Now assuming we've made our cuts, we'll implement group-sizes to see how many groups of connect nodes exist in total. If it returns a single-element list, then the nodes were not partitioned as desired. If it returns a multi-element list, then we're all set.

(defn group-sizes [nodes]
  (let [all-keys (set (keys nodes))
        first-key (first all-keys)]
    (loop [checking #{first-key}, in-group #{first-key}, out-group (disj all-keys first-key)]
      (if-some [k (first checking)]
        (let [removing (filter out-group (nodes k))]
          (recur (apply conj (disj checking k) removing)
                 (apply conj in-group removing)
                 (set/difference out-group (nodes k))))
        (keep #(when (seq %) (count %)) [in-group out-group])))))
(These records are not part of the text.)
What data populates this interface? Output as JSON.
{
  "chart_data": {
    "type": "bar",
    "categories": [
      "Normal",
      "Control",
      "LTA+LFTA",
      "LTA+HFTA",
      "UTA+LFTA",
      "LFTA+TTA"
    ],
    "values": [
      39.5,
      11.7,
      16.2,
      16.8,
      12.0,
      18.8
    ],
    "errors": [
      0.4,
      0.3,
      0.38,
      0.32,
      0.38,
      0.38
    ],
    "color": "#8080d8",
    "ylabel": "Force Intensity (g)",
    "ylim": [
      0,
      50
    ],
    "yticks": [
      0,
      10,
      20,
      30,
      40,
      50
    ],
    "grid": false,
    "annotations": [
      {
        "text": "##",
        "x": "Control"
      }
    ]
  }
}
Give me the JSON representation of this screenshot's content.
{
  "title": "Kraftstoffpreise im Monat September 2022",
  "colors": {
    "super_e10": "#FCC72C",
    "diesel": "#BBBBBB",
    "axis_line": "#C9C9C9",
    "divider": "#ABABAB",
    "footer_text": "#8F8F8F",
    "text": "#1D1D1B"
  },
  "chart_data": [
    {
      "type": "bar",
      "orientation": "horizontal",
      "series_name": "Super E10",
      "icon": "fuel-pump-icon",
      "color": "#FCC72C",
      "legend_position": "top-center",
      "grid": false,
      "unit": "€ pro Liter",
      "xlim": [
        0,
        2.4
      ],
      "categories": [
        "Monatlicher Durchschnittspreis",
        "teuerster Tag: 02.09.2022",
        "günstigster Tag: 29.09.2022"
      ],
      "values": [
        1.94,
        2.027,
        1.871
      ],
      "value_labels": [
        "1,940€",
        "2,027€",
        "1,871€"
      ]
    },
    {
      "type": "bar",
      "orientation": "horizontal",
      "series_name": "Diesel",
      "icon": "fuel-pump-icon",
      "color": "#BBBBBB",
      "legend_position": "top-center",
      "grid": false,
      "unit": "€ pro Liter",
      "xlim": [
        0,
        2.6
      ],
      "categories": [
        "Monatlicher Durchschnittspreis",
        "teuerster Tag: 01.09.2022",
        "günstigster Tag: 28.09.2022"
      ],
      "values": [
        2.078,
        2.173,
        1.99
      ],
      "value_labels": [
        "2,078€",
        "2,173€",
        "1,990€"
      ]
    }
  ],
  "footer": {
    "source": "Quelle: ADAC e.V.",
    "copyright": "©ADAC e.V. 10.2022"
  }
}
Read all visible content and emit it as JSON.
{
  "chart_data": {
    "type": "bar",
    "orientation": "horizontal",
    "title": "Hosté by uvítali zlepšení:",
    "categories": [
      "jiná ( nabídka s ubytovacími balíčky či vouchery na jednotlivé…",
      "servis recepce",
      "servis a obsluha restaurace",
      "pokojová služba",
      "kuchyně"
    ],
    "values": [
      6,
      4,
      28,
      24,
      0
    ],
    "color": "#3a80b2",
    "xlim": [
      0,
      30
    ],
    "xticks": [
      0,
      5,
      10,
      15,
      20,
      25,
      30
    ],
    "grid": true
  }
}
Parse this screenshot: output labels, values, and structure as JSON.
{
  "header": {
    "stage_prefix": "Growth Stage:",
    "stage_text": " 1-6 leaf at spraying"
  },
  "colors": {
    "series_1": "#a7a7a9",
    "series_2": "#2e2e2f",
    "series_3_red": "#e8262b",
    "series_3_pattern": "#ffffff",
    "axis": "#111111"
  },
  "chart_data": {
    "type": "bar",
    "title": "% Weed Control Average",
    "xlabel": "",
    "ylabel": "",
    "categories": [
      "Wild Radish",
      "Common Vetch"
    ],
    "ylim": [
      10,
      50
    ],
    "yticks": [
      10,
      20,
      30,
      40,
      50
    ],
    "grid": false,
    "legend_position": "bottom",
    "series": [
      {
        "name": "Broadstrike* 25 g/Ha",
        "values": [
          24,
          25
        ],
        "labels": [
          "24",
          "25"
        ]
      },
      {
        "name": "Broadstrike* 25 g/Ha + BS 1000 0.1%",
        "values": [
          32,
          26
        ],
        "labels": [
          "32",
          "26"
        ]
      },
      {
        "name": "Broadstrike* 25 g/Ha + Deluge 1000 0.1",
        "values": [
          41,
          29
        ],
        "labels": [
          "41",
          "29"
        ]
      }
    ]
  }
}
This function does a loop-recur by selecting an initial key to check, putting it into the in-group, and leaving all other nodes in the out-group. Then for each node it sees, it removes it from the out-group and inserts it into the in-group, adding all other connected nodes to the search space. When the list of nodes to check is complete, it returns the sizes of the in- and out-groups.

Finally, we can implement the part1 function. As I don't honestly understand what's going on, I didn't try to make this all that pretty.

(defn part1 [input]
  (let [nodes (parse-input input)]
    (->> (unique-combinations (take 10 (keys nodes)))
         (map (fn [[a b]] (shortest-path-to nodes a b)))
         (mapcat (fn [path] (map #(sort-by first %) (partition 2 1 path))))
         (frequencies)
         (sort-by (comp - second))
         (take 35)
         (map first)
         (cut nodes)
         (group-sizes)
         (apply *))))

Let's just walk through what's going on. After parsing the input nodes, we pick 10 random nodes from (take 10 (keys nodes)) and search for the unique combinations of values; this is a utility function I created which returns all unique combinations of n-length (defaults to 2) from an input collection. Then for each pair of nodes, it finds the shortest path between them, and then mapcats each component from the path by calling (partition 2 1 path), sorting each pair alphabetically so that the segment (a b) and (b a) get counted as the same. Now that we have every path segment for all tested connections, frequencies tells us how often each segment was used. We sort them in decreasing order of each frequency, take the 35 most common, and use (map first) to keep the connections and throw away the frequencies. Then (cut nodes connections) severs those connections from the nodes, group-sizes counts how large each group is, and (apply *) multiplies them together to get our answer.

It's an awful solution for a difficult last puzzle for the season, but it's done and that's 50 stars.